God, I can't wait until Wednesday morning. The campaign mailings have been incessant; I must have thrown away close to five pounds of glossy paper in the last couple of months, almost entirely from the Republican campaigns. Way to go with the targetted mailing there, bub; both of us give lots of money to the Democrats and aren't going to vote Republican without a damn good reason. The most offensive one I've gotten so far was masquerading as a personal letter from someone who turned out to be a police officer's widow out in the Winchester area, in which they managed to simultaneously appeal to the rabid death penalty supporters by talking about how Kaine wouldn't support the state executing her husband's killer (which isn't entirely true anyway) and the current crop of racist, xenophobic suburbanites by slipping in, as an aside, that the convicted murderer was "in the country illegally". It literally made me sick to read this crap. That's even leaving aside the local races, with insinuations that the other guy might just be gay because he's not married and doesn't have a family, and the "vote for him and you won't be able to fry convicted criminals anymore" and "he'll impose the homosexual agenda on us all and force us to let them thar queers get hit with the marriage penalty too just like us godfearin' straight folks and OMGWTFBBQ think of the CHILDREN!" Traffic? Jobs? Anything relevant?
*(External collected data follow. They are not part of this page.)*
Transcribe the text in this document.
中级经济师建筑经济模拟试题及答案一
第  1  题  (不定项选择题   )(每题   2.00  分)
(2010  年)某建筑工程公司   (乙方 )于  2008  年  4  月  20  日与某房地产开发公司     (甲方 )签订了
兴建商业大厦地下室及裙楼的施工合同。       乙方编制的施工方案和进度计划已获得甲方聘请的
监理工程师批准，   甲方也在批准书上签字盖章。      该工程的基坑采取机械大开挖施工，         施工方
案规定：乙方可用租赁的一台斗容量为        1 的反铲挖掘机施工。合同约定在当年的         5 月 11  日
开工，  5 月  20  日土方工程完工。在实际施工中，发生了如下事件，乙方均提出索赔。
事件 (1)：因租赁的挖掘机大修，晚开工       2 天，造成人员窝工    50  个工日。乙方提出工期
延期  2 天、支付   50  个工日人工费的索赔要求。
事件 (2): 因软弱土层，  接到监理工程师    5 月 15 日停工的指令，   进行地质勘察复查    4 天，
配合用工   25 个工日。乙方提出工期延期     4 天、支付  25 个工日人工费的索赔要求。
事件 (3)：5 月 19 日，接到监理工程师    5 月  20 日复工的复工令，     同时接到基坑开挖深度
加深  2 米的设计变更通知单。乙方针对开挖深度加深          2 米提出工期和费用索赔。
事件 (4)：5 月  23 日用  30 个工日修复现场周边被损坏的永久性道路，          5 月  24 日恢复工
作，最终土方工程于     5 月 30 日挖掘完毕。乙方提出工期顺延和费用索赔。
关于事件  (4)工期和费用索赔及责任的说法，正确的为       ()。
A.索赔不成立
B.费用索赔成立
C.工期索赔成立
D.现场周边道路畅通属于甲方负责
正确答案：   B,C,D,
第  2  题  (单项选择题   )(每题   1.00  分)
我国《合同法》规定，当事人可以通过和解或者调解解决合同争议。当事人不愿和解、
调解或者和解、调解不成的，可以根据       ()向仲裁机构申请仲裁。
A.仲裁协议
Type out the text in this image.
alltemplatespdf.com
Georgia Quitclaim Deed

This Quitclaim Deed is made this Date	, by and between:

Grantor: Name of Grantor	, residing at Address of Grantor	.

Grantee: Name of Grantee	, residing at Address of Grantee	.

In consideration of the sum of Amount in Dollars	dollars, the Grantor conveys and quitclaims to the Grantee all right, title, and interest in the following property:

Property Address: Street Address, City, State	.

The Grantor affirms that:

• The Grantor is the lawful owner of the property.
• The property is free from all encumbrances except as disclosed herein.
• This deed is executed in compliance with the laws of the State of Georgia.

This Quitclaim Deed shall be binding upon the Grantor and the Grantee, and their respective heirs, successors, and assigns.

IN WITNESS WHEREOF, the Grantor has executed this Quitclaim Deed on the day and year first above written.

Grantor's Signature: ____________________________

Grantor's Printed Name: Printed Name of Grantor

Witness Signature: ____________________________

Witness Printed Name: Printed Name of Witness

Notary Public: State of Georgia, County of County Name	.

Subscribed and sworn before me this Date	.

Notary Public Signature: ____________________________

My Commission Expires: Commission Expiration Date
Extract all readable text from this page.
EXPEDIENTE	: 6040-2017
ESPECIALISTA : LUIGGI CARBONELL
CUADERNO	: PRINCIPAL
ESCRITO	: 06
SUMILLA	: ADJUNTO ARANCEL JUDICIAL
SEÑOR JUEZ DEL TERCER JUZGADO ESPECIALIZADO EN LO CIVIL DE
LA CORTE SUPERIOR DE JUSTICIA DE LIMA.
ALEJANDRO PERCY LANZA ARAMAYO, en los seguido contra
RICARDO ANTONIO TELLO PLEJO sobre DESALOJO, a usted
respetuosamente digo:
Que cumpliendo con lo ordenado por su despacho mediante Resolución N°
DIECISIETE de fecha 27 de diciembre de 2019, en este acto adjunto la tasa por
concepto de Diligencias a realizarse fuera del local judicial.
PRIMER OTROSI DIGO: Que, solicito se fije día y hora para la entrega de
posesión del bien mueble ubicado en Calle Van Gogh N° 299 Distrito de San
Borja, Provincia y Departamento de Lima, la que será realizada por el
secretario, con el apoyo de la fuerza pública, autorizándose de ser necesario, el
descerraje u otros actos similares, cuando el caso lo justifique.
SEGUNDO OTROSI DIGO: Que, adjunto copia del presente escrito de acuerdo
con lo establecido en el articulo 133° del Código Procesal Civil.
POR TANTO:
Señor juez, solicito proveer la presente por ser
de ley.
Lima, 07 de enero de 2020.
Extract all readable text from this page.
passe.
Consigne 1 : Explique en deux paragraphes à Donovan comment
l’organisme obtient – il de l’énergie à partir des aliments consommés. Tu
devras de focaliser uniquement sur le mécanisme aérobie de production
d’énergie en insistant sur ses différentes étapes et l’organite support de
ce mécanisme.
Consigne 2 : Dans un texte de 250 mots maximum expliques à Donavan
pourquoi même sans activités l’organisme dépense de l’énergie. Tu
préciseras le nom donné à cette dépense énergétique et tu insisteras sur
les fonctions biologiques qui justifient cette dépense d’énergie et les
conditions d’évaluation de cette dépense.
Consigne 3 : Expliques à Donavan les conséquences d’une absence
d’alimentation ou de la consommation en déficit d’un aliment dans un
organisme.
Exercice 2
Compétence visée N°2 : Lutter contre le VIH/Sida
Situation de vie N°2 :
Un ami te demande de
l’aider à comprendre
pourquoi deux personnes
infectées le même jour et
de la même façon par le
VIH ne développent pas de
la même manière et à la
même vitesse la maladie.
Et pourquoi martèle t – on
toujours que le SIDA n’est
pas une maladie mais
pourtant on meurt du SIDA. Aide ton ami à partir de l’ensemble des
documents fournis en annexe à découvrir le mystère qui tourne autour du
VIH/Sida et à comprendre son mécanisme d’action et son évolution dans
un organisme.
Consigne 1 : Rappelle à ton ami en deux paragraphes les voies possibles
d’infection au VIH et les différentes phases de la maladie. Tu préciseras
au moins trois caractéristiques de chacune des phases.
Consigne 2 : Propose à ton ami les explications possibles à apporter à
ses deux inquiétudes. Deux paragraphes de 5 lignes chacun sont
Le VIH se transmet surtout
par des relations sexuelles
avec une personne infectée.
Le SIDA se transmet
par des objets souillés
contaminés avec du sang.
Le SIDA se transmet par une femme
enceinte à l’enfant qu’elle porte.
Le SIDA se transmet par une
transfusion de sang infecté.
Not so much with that, other than Kilgore's impractical "widen 66 inside the Beltway" slogan which appeared on campaign signs just last week. (Don't ask me how he plans to make that happen in any sort of effective way short of grabbing land from surrounding neighborhoods under eminent domain, and won't
that go over well.)
I actually wasn't intending to vote for governor this year, because frankly it's going to be "slightly lesser of two evils". I don't like any of the candidates. I probably will go vote, although I'm voting against people rather than for them. This is one of those times I regret the fact that Virginia's governor is limited to a single term, although in two years I bet I'll be glad of it.